Org Lett. 2014 Jun 6;16(11):2986-9. doi: 10.1021/ol501120m. Epub 2014 May 12.
The first, asymmetric total syntheses of potent antimicrobial Psoracorylifol B (>1.3 g obtained, dr 10.5:1) with a 9.4% overall yield on a gram scale in 14 steps and ent-Psoracorylifol C with a 4.3% yield in 16 steps were achieved. The key features of our synthesis include (i) sequential, rarely explored Achmatowicz rearrangement/bicycloketalization to construct the 6,8-dioxabicyclo[3.2.1]octane core, and (ii) Cu-mediated SN2' methylation or Johnson-Claisen rearrangement to stereoselectively install the all-carbon quaternary stereocenter. This concise, highly efficient, and scalable synthetic route may provide expedited and practical access to psoracorylifols and their analogues for further biological activity evaluation.

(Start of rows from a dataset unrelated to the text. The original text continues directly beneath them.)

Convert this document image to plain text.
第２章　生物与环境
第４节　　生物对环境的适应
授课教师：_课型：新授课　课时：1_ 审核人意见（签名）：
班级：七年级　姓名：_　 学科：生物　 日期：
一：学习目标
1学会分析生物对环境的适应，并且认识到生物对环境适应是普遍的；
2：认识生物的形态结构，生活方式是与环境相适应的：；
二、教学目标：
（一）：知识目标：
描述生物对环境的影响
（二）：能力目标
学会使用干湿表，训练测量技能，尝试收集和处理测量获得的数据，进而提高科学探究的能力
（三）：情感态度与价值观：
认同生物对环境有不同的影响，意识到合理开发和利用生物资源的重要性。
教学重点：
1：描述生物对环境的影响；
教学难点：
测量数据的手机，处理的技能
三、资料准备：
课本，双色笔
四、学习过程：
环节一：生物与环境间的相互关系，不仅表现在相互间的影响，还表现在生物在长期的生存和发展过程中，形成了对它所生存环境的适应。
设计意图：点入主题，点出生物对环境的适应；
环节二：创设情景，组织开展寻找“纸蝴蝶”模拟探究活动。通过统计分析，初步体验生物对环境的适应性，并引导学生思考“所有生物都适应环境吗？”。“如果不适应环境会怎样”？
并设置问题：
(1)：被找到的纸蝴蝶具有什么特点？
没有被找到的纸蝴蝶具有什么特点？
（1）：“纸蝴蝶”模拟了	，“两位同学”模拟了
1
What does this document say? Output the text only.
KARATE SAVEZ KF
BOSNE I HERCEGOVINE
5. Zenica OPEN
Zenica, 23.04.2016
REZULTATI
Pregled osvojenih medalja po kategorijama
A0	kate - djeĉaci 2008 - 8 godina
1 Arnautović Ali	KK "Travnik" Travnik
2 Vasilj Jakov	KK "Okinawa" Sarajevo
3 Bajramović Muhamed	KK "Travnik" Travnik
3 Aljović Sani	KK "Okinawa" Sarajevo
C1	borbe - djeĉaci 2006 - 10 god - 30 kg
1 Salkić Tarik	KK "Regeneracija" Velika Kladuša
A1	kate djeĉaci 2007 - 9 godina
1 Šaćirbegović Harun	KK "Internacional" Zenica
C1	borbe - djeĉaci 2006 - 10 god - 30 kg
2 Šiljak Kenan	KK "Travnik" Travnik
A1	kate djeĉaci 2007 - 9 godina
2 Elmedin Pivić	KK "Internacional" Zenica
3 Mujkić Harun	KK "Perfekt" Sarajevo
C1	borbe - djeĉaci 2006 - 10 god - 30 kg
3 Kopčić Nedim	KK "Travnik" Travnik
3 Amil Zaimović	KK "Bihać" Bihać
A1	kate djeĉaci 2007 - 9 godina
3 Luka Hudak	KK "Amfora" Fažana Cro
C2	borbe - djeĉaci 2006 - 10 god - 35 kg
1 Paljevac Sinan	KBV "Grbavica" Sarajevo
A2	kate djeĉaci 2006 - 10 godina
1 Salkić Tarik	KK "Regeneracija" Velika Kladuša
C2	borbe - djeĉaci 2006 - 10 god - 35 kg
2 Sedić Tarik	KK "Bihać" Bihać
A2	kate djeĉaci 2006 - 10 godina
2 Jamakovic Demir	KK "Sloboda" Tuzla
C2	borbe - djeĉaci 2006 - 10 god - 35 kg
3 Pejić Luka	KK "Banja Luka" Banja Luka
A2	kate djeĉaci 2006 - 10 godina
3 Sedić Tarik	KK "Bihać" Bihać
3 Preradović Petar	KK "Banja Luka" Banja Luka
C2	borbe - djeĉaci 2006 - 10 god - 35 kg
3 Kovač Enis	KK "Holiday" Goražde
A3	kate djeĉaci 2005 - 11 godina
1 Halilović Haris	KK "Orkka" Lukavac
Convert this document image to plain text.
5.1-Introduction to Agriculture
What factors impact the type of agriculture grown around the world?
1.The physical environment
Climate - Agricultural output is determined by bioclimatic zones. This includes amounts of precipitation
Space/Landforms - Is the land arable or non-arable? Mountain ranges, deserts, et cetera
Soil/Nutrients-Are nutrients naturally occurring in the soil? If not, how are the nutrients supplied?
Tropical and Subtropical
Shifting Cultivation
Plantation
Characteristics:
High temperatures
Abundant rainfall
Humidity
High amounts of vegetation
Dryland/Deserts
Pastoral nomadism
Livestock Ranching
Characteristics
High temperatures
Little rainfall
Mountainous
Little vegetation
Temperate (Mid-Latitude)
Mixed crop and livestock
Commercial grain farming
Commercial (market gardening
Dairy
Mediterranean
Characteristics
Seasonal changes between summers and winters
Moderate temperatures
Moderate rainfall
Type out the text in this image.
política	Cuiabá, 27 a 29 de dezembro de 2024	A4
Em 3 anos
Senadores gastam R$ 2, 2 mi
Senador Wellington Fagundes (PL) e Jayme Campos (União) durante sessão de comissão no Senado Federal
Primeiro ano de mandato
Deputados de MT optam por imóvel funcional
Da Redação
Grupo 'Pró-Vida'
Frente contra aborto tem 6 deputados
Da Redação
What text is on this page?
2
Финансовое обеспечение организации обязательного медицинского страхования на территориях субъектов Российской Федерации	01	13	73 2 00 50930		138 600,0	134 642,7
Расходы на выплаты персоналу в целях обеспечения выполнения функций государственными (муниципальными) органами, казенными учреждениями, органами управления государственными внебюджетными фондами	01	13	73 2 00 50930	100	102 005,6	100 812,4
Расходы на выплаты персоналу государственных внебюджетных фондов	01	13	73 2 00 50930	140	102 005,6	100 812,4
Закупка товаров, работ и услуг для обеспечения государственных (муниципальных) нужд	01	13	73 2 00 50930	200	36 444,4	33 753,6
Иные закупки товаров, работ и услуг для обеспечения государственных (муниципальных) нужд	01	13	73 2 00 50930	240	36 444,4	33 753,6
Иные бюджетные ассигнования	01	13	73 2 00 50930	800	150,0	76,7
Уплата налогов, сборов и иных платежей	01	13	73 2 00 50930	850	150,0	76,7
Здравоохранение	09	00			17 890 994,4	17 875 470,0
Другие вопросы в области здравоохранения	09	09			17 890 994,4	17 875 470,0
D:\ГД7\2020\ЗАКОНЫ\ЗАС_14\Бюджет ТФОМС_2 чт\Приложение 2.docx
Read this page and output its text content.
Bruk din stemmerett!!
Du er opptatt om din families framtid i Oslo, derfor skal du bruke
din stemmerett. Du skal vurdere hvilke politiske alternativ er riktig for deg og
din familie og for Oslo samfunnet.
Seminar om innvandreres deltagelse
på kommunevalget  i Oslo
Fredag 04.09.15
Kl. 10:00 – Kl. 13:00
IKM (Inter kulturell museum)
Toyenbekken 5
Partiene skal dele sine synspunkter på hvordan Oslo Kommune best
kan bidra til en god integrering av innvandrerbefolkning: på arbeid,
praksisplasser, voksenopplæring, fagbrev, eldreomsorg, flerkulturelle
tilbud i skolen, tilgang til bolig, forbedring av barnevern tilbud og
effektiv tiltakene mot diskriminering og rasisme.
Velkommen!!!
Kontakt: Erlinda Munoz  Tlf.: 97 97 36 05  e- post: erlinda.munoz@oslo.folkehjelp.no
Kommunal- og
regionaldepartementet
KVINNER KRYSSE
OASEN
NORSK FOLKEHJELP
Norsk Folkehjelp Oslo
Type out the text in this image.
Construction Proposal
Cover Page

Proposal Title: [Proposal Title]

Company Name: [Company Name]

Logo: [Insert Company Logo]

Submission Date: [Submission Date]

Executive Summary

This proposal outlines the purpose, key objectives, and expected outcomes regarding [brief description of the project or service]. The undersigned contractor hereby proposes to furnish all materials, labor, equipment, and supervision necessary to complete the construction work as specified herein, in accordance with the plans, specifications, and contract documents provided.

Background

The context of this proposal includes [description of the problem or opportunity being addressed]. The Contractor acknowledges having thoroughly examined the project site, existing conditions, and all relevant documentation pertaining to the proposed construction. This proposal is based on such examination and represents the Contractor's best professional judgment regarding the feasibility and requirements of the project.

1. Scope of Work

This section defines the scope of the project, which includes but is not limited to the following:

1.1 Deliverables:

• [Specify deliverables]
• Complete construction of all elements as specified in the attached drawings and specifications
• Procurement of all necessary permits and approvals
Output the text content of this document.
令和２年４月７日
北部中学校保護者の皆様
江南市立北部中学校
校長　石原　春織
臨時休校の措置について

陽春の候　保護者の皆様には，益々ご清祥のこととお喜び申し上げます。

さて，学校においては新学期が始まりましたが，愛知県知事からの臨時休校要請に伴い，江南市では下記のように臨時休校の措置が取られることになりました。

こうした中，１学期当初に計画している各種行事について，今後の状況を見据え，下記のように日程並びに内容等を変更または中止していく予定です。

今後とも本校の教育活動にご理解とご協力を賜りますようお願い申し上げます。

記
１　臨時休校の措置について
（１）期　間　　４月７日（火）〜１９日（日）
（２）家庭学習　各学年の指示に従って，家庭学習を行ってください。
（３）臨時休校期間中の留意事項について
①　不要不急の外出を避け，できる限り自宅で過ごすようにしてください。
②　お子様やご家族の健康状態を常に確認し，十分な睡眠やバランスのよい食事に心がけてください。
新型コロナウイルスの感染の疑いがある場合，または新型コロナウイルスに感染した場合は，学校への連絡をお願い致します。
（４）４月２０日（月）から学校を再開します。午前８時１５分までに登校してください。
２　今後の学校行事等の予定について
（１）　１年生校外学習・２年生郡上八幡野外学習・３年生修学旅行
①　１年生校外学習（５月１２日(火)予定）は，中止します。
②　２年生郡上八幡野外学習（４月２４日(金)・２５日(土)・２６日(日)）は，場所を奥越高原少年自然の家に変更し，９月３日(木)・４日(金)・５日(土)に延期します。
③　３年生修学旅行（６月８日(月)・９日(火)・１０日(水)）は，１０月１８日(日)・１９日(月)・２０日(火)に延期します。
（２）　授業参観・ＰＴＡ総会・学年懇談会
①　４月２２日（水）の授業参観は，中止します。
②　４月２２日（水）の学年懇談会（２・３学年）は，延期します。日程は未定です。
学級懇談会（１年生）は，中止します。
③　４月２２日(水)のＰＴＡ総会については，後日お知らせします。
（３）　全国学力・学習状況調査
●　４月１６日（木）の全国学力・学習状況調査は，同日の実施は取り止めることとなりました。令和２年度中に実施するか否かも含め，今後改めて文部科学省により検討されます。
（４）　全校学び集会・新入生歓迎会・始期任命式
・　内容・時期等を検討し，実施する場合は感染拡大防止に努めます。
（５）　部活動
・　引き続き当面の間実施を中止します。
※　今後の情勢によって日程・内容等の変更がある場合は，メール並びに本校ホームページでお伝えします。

首次以克级规模(14 步总收率 9.4%,dr 10.5:1,获得 1.3 克以上产物)不对称全合成了具有强抗菌活性的 Psoracorylifol B 和 ent-Psoracorylifol C,总收率分别为 4.3%和 16 步。我们的合成关键特点包括:(i)连续、很少探索的 Achmatowicz 重排/双环缩酮化反应构建 6,8-二氧杂双环[3.2.1]辛烷核心;(ii)Cu 介导的 SN2' 甲基化或 Johnson-Claisen 重排反应,立体选择性地构建全碳季碳中心。这种简洁、高效和可规模化的合成路线可能为 psoracorylifols 及其类似物的进一步生物活性评价提供快速、实用的途径。